German court sentences five over spectacular museum heist
A German court on Tuesday sentenced five members of a criminal gang to up to six years in prison for snatching priceless 18th-century jewels from a Dresden museum in what local media have dubbed the biggest art heist in modern history.
The thieves made away with a haul worth more than 113 million euros ($123 million) from the Green Vault museum in November 2019. Some, but not all, of the loot was recovered after four of the defendants made confessions in court.
The thieves are members of the so-called “Remmo clan”, an extended family known for a web of ties to organised crime in Germany.
The regional court in the eastern city handed down three sentences ranging from just under to just over six years for armed robbery, aggravated arson and grievous bodily harm.
Two of the men, who were minors at the time of the crime, received juvenile sentences of five years, and four years and four months respectively.
A sixth defendant was acquitted because he produced a credible alibi — an emergency surgery at a Berlin hospital.
The trial, which began in January 2022, shed some light on the spectacular case but left key questions unanswered.
Although many of the historic pieces were recovered as part of a plea deal, some are feared lost forever in what prosecutors called an act of “remarkable criminal drive and recklessness” by the thieves.
The loot included a sword with a diamond-encrusted hilt and a shoulder piece which contained the famous 49-carat Dresden white diamond.
Prosecutor Christian Weber said on the opening day of the trial that the defendants had stolen “unique and irreplaceable treasures… of outstanding cultural and historical significance”.
Two of the defendants, Wissam and Mohamed Remmo, were already serving time for the daring 2017 theft of a massive gold coin from a Berlin museum.

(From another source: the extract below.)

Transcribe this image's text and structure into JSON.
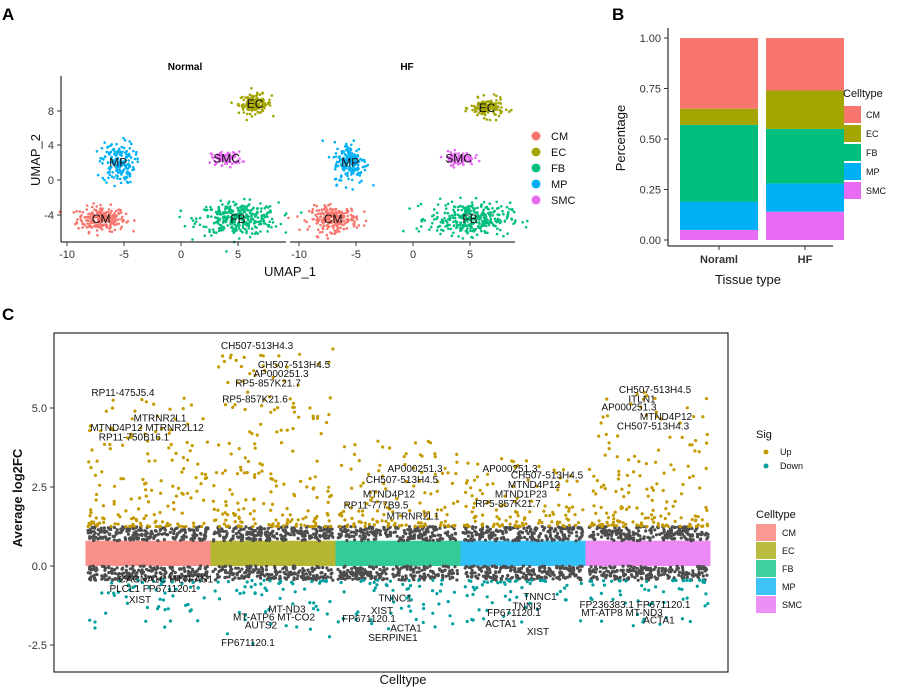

In a statement read in court in January by their lawyer, they said the idea for the Dresden job was hatched after a younger acquaintance “came back from a field trip to the Green Vault… raving about the green diamonds on display there”.
– 40 suspects still wanted –
The court found that the defendants, aged between 24 and 29, slipped into the museum through previously damaged bars on a window, broke a display case with an axe and grabbed 21 pieces encrusted with 4,300 jewels in less than five minutes.

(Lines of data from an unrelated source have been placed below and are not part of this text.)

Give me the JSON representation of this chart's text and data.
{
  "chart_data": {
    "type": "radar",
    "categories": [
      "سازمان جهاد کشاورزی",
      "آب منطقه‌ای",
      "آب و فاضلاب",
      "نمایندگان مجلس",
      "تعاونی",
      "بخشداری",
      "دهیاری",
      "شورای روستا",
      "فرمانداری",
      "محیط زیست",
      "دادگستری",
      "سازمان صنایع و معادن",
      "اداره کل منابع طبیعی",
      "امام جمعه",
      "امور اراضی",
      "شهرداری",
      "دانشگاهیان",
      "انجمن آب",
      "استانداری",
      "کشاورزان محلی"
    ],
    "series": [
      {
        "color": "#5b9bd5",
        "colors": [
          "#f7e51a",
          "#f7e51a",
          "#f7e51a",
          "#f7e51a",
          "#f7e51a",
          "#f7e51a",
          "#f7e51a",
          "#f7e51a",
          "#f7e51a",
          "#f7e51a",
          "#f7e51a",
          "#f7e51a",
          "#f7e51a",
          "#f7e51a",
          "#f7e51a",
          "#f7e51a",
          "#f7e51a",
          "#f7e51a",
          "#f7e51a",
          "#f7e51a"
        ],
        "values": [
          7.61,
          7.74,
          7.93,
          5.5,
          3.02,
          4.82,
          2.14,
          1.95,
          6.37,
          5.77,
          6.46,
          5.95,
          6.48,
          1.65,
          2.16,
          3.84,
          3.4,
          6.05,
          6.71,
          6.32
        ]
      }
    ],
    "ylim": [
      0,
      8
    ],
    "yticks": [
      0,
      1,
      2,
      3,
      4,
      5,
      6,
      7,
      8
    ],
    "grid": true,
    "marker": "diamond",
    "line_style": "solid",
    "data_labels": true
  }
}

The thieves were able to escape in a getaway car that they later set ablaze in an underground car park.
For months after the crime, authorities thought the haul was lost for good, with detectives scouring Europe’s shadowy stolen goods markets for signs of the Saxon royal artefacts.
That was until December 2022, when authorities said they had recovered a “considerable portion” of the items following “exploratory talks” with the suspects.
However, many of the pieces were badly damaged and some are still missing, including a brooch that belonged to Queen Amalie Auguste of Saxony.
In January, four of the defendants confessed, leading to a deal for lighter sentences. A fifth said he stole tools to penetrate the building but denied allegations that he took part in the heist itself.
Defence lawyers had called for greater leniency for the defendants, citing their clients’ contribution to recovering much of the loot. But the thieves have been criticised for failing to identify their accomplices.
About 40 people are believed to have been involved in planning the heist and are still wanted.
The trial revealed grave security failings at the state institution. Its director, Marius Winzeler, has said he is “optimistic” that the remaining missing pieces will one day return to Dresden, given that they “cannot be legally sold”.
Founded by Augustus, Elector of Saxony, in 1723, the Green Vault is one of Europe’s oldest museums.
After the Royal Palace suffered severe damage in World War Two, the museum remained closed for decades before it was restored and reopened in 2006 as a major tourist draw.